Table of Contents
- 1 How would the amortization of discount on bonds payable affect?
- 2 How does amortization of discount affect the nominal interest and the carrying value of the bond?
- 3 What is the carrying value of a bond?
- 4 How do you amortize a bond discount?
- 5 What is amortization in bonds payable?
- 6 How is carrying value of bonds payable determined at the end of the accounting period?
- 7 When does amortization of discount on bonds payable occur?
- 8 How does the book value of a bond work?
How would the amortization of discount on bonds payable affect?
Since the debit amount in the account Discount on Bonds Payable will be moved to the account Interest Expense, the amortization will cause each period’s interest expense to be greater than the amount of interest paid during each of the years that the bond is outstanding.
How does amortization of discount affect the nominal interest and the carrying value of the bond?
When a discounted bond is sold, the amount of the bond’s discount must be amortized to interest expense over the life of the bond. Therefore, the amortization causes interest expense in each accounting period to be higher than the amount of interest paid during each year of the bond’s life.
What happens to bond book value carrying value as a discount is amortized?
The carrying value is also commonly referred to as the carrying amount or the book value of the bond. Because interest rates continually fluctuate, bonds are rarely sold at their face values. Premiums and discounts are amortized over the life of the bond, therefore book value equals par value at maturity.
How do you amortize a bond payable?
The easiest way to account for an amortized bond is to use the straight-line method of amortization. Under this method of accounting, the bond discount that is amortized each year is equal over the life of the bond. Companies may also issue amortized bonds and use the effective-interest method.
What is the carrying value of a bond?
The carrying value of a bond refers to the net amount between the bond’s face value plus any un-amortized premiums or minus any amortized discounts. The carrying value is also commonly referred to as the carrying amount or the book value of the bond.
How do you amortize a bond discount?
What is carrying value of a bond payable?
The carrying value of a bond refers to the net amount between the bond’s face value plus any un-amortized premiums or minus any amortized discounts. Premiums and discounts are amortized over the life of the bond, therefore book value equals par value at maturity.

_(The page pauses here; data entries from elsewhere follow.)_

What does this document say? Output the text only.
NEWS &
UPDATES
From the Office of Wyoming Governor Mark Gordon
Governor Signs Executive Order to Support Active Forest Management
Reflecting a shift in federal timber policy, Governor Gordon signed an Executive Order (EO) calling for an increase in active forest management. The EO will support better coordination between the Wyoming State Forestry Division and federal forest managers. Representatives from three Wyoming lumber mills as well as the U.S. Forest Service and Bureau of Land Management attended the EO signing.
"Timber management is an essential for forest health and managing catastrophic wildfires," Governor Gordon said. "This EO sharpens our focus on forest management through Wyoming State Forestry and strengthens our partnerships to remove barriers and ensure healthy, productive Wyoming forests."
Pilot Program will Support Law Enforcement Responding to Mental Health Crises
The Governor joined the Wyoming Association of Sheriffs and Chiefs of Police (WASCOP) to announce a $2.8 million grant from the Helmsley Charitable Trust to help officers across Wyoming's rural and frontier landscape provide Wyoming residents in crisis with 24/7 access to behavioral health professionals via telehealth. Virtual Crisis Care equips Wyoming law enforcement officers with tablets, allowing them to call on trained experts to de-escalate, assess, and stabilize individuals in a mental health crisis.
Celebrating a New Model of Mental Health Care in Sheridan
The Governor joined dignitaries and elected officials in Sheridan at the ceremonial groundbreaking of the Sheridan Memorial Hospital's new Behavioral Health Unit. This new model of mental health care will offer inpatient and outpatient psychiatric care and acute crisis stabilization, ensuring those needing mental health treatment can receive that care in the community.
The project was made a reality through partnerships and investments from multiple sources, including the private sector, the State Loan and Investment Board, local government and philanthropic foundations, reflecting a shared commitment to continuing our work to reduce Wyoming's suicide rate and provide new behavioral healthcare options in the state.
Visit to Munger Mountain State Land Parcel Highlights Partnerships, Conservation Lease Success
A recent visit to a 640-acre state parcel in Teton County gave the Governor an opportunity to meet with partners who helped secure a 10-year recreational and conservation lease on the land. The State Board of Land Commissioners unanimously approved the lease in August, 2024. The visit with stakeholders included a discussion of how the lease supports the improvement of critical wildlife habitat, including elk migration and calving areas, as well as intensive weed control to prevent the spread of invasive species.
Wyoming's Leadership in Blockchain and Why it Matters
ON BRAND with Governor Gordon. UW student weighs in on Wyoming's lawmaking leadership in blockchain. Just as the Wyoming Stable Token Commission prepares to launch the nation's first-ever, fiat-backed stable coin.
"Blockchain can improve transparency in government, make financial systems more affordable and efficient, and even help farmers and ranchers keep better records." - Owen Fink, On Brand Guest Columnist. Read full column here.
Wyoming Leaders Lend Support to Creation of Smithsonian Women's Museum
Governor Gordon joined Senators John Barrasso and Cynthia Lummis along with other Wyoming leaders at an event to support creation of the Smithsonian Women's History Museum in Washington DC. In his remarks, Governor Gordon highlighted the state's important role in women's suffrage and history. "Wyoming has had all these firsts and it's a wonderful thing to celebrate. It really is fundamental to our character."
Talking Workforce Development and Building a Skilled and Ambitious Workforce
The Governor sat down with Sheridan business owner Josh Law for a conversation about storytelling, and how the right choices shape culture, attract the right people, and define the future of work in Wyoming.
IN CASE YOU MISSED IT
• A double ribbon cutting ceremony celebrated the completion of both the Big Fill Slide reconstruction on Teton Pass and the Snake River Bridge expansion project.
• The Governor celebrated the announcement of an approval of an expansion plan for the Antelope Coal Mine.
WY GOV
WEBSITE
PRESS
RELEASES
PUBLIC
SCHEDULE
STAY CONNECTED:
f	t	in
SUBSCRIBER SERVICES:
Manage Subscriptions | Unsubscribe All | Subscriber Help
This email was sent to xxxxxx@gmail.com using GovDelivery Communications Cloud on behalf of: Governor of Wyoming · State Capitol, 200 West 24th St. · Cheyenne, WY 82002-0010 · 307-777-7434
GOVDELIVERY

How would the carrying value of a bond payable change over time?
Carrying value decreases and interest expense increases. Carrying value increases and interest expense decreases. When bonds are issued at a discount and the effective interest method is used for amortization, at each interest payment date, the interest expense: Increases.
What is amortization in bonds payable?
An amortized bond is one in which the principal (face value) on the debt is paid down regularly, along with its interest expense over the life of the bond. A fixed-rate residential mortgage is one common example because the monthly payment remains constant over its life of, say, 30 years.
How is carrying value of bonds payable determined at the end of the accounting period?
The carrying or book value of a bond is determined by the balances of the Bond Payable and Discount and/or Premium accounts. Interest expense associated with a bond interest payment is calculated by the bond’s carrying or book value multiplied by the market interest rate.
How do you calculate carrying value of bonds payable?
The carrying value equals the face value of the bond plus the remaining premium to be amortized. Use the equation $1,000 + $64 = $1,064. Calculate the carrying value of a bond sold at a discount using the same method. Subtract the unamortized discount from the face value.
Will the amortization of discount on bonds payable increase or decrease bond interest expense?
Amortization is recorded either at the end of the fiscal year or each time interest is paid. The credit to Discount on Bonds Payable reduces that account and increases the carrying value of the bonds. The debit to Interest Expense increases interest expense.
A: The carrying value of a bond is the net amount between the bond’s face value and any un-amortized premiums or minus any amortized discounts. The carrying value is also commonly referred to as the carrying amount or the book value of the bond.
When does amortization of discount on bonds payable occur?
Amortization of discount on bonds payable. A business or government may issue bonds when it needs a long-term source of cash funding. When an organization issues bonds, investors are likely to pay less than the face value of the bonds when the stated interest rate on the bonds is less than the prevailing market interest rate.
How does the book value of a bond work?
Instead, they sell at a premium or at a discount to par value, depending on the difference between current interest rates and the stated interest rate for the bond on the issue date. Premiums and discounts are amortized over the life of the bond, therefore book value equals par value at maturity.
Why are bonds sold at a discount to par value?
Because interest rates continually fluctuate–even on a daily basis, bonds are seldom sold at their face values. Rather, they sell at a premium or discount to par value, depending on the difference between current interest rates and the stated interest rate for the bond on the issue date.